How does an octopus go to war? Well-armed.
Q: Whats the difference between a blonde and a mosquito? A: A mosquito stops sucking when you slap it...
What happened to the frog's car when his parking meter expired? It got toad!!
Did you hear about Mike Tyson's horse? It got angry and bit at the champ!
There is no theory of evolution. Just a list of animals Chuck Norris allows to live.
White owl: who who. Black owl: who dat who dat.
How many skunks do you need to make a house really smelly? Just a phew.
There once was a baby elephant and a baby turtle drinking from a river deep in the jungle. For no reason, the turtle reaches over and bites the elephant's tail, really hard. Years and years later, the same elephant, now grown up, is by the same river, having a drink with his giraffe buddy, when the same turtle that bit him on the tail all those years ago wanders up to the river. The elephant rears back a leg and kicks the turtle as hard as he can, sending him flying way off into the jungle. "Why did you do that?" the giraffe asks. "When we both were babies, that turtle bit my tail for no reason," the elephant replied. "Wow! You must have a good memory!" exclaimed the giraffe. "Yep!" said the elephant. "I've got Turtle-Recall."

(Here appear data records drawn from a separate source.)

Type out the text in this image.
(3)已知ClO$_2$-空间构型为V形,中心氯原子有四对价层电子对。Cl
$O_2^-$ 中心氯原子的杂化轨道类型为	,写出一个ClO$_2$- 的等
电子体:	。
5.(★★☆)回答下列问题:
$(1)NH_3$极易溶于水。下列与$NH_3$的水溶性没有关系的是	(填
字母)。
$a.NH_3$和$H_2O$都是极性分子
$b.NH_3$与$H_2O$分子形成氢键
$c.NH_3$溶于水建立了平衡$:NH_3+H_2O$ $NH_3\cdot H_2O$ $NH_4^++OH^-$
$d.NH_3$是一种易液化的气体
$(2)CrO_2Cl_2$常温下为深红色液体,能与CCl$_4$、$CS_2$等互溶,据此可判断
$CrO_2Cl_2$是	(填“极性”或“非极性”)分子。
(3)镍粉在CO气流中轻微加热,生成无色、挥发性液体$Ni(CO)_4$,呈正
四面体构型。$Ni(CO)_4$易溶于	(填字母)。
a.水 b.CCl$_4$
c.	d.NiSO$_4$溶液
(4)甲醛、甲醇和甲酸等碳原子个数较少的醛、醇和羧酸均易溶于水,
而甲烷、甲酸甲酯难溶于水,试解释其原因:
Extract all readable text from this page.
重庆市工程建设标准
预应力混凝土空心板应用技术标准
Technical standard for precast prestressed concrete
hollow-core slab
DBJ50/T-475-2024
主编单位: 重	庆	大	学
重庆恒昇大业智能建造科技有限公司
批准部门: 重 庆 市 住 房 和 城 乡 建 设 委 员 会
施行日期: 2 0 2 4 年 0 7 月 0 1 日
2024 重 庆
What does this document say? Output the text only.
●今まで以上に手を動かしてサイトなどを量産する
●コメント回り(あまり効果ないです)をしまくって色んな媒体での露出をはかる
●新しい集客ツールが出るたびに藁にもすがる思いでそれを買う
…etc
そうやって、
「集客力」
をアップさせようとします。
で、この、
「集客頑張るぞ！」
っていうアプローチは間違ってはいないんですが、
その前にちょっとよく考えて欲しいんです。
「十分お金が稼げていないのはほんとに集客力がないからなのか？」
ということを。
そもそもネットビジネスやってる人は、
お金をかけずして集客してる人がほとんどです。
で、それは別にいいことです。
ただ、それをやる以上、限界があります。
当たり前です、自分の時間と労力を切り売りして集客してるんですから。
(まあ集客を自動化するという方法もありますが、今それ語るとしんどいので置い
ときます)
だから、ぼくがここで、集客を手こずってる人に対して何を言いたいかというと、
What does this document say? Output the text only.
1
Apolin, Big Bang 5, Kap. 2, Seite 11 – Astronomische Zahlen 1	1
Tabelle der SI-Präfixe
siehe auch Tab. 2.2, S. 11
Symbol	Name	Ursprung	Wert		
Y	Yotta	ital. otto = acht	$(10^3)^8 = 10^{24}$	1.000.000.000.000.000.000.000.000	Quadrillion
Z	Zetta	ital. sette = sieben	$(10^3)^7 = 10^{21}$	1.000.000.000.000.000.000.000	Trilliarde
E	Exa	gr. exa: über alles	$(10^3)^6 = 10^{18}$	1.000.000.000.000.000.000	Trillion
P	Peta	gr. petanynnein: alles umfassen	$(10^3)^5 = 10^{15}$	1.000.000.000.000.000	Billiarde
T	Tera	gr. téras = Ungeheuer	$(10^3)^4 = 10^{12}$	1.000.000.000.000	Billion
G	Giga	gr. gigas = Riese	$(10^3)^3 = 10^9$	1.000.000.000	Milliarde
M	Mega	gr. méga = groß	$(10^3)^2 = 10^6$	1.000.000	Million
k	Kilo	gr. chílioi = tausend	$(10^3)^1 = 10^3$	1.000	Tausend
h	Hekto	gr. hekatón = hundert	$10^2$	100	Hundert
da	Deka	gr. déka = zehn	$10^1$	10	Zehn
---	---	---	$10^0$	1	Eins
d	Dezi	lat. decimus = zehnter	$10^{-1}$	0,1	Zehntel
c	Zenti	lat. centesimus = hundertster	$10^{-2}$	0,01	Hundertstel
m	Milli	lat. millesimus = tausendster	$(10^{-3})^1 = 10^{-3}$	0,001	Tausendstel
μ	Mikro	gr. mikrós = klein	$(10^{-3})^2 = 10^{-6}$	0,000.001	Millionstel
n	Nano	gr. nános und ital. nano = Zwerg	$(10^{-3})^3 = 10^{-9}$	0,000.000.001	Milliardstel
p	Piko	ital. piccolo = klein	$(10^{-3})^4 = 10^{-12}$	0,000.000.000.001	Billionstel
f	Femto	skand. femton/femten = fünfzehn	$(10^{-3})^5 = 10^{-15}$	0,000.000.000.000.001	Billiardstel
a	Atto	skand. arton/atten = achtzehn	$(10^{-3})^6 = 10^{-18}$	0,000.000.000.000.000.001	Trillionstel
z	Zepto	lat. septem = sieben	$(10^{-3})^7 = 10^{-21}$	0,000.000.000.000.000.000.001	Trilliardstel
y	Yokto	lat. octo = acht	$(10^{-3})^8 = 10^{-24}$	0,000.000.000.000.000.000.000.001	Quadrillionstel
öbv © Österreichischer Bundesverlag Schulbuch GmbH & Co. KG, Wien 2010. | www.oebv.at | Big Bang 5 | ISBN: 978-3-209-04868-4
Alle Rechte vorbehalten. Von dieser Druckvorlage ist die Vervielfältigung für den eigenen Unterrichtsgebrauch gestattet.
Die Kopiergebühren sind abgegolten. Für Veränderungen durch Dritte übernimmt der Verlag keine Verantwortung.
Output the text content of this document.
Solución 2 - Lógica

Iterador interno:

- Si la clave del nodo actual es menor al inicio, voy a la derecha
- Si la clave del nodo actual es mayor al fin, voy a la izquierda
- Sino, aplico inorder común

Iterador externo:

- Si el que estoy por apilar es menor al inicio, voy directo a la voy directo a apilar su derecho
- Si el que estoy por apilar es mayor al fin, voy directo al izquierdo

Why did the gray whale go on a diet? Because he wasn't a Fin whale.
A man was very proud of his guard dog, he would leave it to roam free in the garden to sow the world his house was guarded. One day a woman knocked at his door. “Is that your big dog outside?” Wondering how she had got past him he said: “Yes why?” She said "I’m sorry but my dog just killed him!” “What?” Roared the man “What kind of dog have you got?” “A Peke” Replied the woman. “A Peke? How could that little thing kill my big fine guard dog?” “I think it got stuck in his throat!” replied the woman.